Some things in life you never forget. One of those for me was the time when our house was robbed. It’s funny the things that stand out after a traumatic event. If your house has been robbed, maybe you felt it was traumatic, too.
You know how you see photos of ransacked homes after a home invasion? Well, I’ve often jokingly said, “if our house was broken into, no one would be able to tell.” Housekeeping and tidiness are definitely not my strongpoints. Sure enough, when our police officers came in to investigate, I distinctly remember saying to one of them, “No that was already like that….”
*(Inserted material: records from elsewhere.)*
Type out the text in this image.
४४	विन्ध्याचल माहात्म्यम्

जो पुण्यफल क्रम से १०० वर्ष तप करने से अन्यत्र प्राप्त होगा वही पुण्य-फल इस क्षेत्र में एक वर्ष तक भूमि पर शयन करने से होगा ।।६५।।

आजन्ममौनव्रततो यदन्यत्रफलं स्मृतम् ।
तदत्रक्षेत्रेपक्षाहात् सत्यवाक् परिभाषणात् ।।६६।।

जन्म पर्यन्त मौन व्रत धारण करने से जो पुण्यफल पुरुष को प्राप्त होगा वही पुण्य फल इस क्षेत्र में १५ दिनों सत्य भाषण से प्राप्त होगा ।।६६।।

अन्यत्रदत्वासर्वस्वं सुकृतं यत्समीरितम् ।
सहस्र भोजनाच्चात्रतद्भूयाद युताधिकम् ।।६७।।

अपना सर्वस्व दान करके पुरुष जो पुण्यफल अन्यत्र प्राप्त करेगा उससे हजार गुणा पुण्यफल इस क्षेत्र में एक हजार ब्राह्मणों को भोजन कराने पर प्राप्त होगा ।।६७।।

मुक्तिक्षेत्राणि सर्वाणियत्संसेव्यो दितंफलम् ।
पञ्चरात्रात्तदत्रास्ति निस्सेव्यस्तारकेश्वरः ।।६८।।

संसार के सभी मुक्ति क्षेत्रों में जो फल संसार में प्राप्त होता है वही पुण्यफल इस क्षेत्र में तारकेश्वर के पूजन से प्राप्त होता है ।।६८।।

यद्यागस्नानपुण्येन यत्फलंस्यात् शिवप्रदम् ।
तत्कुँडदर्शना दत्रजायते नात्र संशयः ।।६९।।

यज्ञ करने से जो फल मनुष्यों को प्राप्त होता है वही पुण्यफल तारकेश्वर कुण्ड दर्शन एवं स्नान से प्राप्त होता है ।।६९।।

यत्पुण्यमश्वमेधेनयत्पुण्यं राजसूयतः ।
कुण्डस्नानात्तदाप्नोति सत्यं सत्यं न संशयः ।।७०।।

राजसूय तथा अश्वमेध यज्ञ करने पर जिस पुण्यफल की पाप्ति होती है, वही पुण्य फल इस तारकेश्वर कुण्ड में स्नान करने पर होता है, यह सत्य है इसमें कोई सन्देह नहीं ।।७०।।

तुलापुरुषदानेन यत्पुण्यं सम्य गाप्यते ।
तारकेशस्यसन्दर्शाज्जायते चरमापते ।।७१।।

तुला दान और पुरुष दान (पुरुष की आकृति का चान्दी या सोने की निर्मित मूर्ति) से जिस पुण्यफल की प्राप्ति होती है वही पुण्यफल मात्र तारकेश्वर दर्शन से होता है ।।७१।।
The other thing that stands out in my memory is about the boxes. We had moved into the house several months before but these were up in a closet, still unpacked. You know how you write “kitchen” or “living room” on the outside of boxes so you’ll know where to take them when you’re moving in? Well, when we moved, I had written “family heirlooms” on those as a joke…like we would have priceless heirlooms…I never dreamed someone would take it literally. But someone did. They tore through those boxes and strew the contents all over the place. They were probably pretty disappointed when they realized it was only priceless to my grandparents and therefore, to me…but probably not to anyone else, certainly not the pawn shop or wherever they were planning on cashing it in.
But those are not really, truly what stands out to me about when our house was broken into. What was really important was that I realized how much I depended on door locks to protect us. I realized that my faith, at least when it came to safety at home, wasn’t in the Lord. I would have said that it was, but I learned a lesson when this shook me so deeply. Since then, a couple of verses in particular have brought me great comfort.
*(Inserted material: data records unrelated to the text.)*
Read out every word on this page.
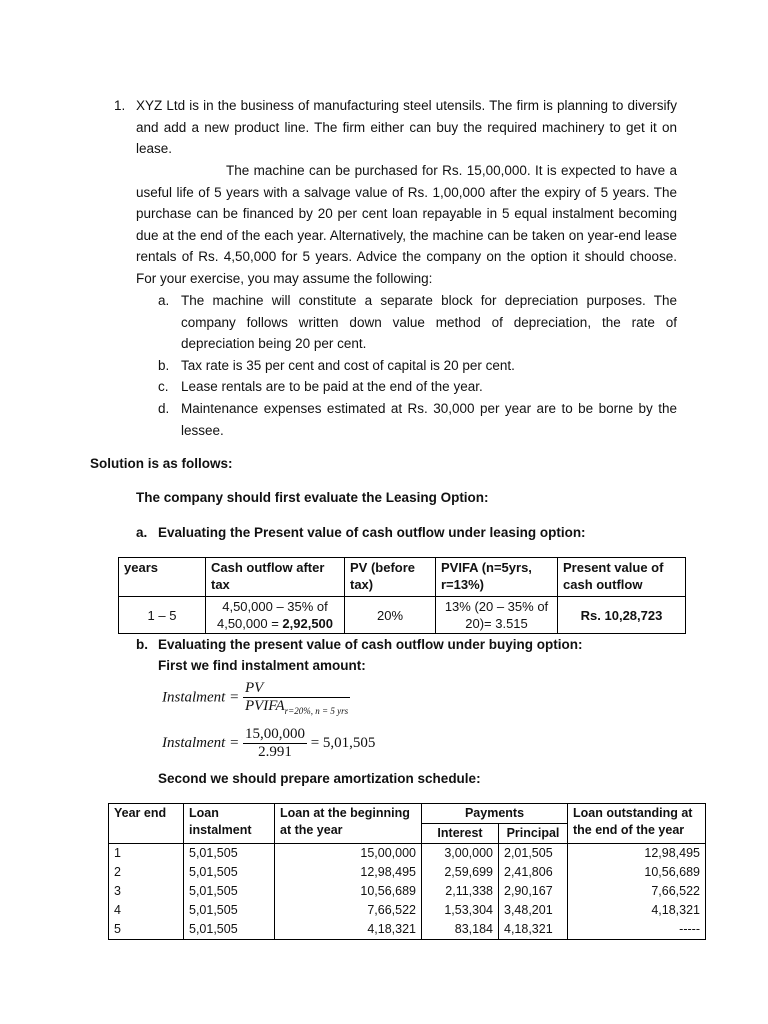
1. XYZ Ltd is in the business of manufacturing steel utensils. The firm is planning to diversify and add a new product line. The firm either can buy the required machinery to get it on lease.

The machine can be purchased for Rs. 15,00,000. It is expected to have a useful life of 5 years with a salvage value of Rs. 1,00,000 after the expiry of 5 years. The purchase can be financed by 20 per cent loan repayable in 5 equal instalment becoming due at the end of the each year. Alternatively, the machine can be taken on year-end lease rentals of Rs. 4,50,000 for 5 years. Advice the company on the option it should choose. For your exercise, you may assume the following:

a. The machine will constitute a separate block for depreciation purposes. The company follows written down value method of depreciation, the rate of depreciation being 20 per cent.

b. Tax rate is 35 per cent and cost of capital is 20 per cent.

c. Lease rentals are to be paid at the end of the year.

d. Maintenance expenses estimated at Rs. 30,000 per year are to be borne by the lessee.

Solution is as follows:
The company should first evaluate the Leasing Option:
a. Evaluating the Present value of cash outflow under leasing option:
years	Cash outflow after tax	PV (before tax)	PVIFA (n=5yrs, r=13%)	Present value of cash outflow
1 – 5	4,50,000 – 35% of 4,50,000 = 2,92,500	20%	13% (20 – 35% of 20)= 3.515	Rs. 10,28,723
b. Evaluating the present value of cash outflow under buying option:
First we find instalment amount:
Instalment = $\frac{PV}{PVIFA_{r=20\%, n = 5 yrs}}$
Instalment = $\frac{15,00,000}{2.991} = 5,01,505$
Second we should prepare amortization schedule:
Year end	Loan instalment	Loan at the beginning at the year	Payments		Loan outstanding at the end of the year
			Interest	Principal	
1	5,01,505	15,00,000	3,00,000	2,01,505	12,98,495
2	5,01,505	12,98,495	2,59,699	2,41,806	10,56,689
3	5,01,505	10,56,689	2,11,338	2,90,167	7,66,522
4	5,01,505	7,66,522	1,53,304	3,48,201	4,18,321
5	5,01,505	4,18,321	83,184	4,18,321	-----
“You will keep in perfect peace those whose minds are steadfast, because they trust in you.” Isaiah 26:3
“When hard pressed, I cried to the Lord; he brought me into a spacious place. The Lord is with me; I will not be afraid.” Psalm 118:5-6 I like the NLT version that says, “What can mere people do to me?”
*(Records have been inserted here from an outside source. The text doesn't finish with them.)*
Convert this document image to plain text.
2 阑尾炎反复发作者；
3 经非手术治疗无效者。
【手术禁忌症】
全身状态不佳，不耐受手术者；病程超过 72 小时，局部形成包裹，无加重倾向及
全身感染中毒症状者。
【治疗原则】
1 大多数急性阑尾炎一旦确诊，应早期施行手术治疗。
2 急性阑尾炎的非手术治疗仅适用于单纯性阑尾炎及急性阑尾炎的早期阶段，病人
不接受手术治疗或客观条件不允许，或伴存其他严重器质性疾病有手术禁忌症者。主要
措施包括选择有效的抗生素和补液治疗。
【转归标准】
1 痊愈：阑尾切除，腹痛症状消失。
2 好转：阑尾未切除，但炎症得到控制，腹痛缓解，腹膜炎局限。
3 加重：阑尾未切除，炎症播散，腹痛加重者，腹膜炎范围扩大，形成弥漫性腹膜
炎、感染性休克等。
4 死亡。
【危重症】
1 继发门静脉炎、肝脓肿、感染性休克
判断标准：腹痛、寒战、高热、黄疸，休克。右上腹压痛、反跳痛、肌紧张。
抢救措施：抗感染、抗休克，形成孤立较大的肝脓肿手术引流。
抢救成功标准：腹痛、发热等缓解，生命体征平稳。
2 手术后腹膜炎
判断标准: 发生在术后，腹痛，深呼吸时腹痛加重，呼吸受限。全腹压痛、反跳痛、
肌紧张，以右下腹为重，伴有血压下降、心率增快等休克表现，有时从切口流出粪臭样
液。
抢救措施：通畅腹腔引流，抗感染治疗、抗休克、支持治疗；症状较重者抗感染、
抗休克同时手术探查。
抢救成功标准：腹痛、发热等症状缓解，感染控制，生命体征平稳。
My kids were, understandably, shaken up by this event. It’s hugely disconcerting to think that strangers were in our house, uninvited. As parents, it’s up to us to point them to the One who is steadfast, always watching and protecting us from any ultimate harm. We’ve had many discussions about this. I think that being honest about my own feelings is important, with my kids in the tween and teen years. They need to know that I struggle too, and that I’ve decided to put my faith Jesus, not an alarm service. When I’m scared, I don’t double-check the locks, I call out to Jesus. Otherwise, I am giving lip-service to my faith. And that would be one of the biggest mistakes I could make as a parent.